À cette violence étatique s’ajoutent la censure et la violence envers les journalistes et les ONG de défense de droits humains ainsi que les attaques ciblées envers les défenseurs des droits humains. Les ONG et les journalistes indépendants qui dénoncent la violation de droits humains sont victimes de violence physique et d’attaques cybernétiques. Human Rights Internacional rapporte d’ailleurs l’élimination, par « des personnes étrangères à l’organisation », de Tweets dans lesquels l’ONG reportait les chiffres de violence policière. La même dénonciation a été publiée par Que pasa en Cali ve, Cali Web et la faculté de Comunication de l’Université d’Antioquía.

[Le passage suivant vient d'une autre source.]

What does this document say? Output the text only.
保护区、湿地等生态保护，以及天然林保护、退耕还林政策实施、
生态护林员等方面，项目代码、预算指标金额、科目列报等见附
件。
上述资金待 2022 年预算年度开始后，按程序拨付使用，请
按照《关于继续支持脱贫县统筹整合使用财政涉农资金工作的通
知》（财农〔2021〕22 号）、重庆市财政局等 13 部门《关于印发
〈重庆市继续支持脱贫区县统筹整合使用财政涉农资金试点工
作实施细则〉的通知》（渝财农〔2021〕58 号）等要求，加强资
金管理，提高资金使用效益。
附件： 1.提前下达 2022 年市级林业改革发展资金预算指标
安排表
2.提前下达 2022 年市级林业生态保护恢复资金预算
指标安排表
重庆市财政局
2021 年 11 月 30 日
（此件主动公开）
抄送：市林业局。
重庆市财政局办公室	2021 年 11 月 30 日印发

Réaction de la communauté internationale

Certains acteurs de la communauté internationale ont formulé leur profonde préoccupation en ce qui a trait à l’utilisation de la violence légitime contre les manifestants. Clément Voule, rapporteur spécial des Nations Unies sur le droit de réunion pacifique et d’association, a critiqué l’utilisation des forces militaires comme outil de gestion des manifestations. ONU Droits humains Colombie, à travers de la haute commissaire Juliette Rivero, s’est dit extrêmement préoccupé et consterné par la militarisation et par l’utilisation d’armes à feu par la police contre la population. Pour sa part, José Manuel Vivanco d’Human Rights Watch a formulé des doutes sur la capacité de la police et de l’ESMAD à protéger les droits humains. Il a appelé à une réforme « impérative » de la police. De son côté, la CIDH a incité les autorités colombiennes à « respecter, protéger, faciliter et promouvoir le droit à la protestation sociale » et a rappelé que « l’utilisation légitime de la force doit observer des principes de légalité, d’absolue nécessité et de proportionnalité ». L’Union européenne et la porte-parole adjointe du département d’État des États-Unis ont également condamné les actes de violence envers les droits légitimes de manifester.

Une situation qui risque de se détériorer

Les violations des droits humains et la criminalisation sont généralisées à l’ensemble du pays. Tout porte à croire que cette situation risque de s’intensifier alors que la répression policière sera mobilisée dans les prochains jours lors des grandes manifestations nationales prévues dès le 5 mai. Qui plus est, aux marches massives s’est ajouté l’établissement de barrages dans d’importantes voies de circulation nationales. Le port de Buenaventura — où transite 76 % de la marchandise qui circule au pays — a été partiellement bloqué, ainsi que certains postes d’entrées à la ville de Bogota et la voie d’accès à l’aéroport de Medellín. Ce contexte permet de penser que le récent épisode contestataire risque d’être le plus important de l’histoire récente du pays.

Ce contenu a été mis à jour le 23 août 2023.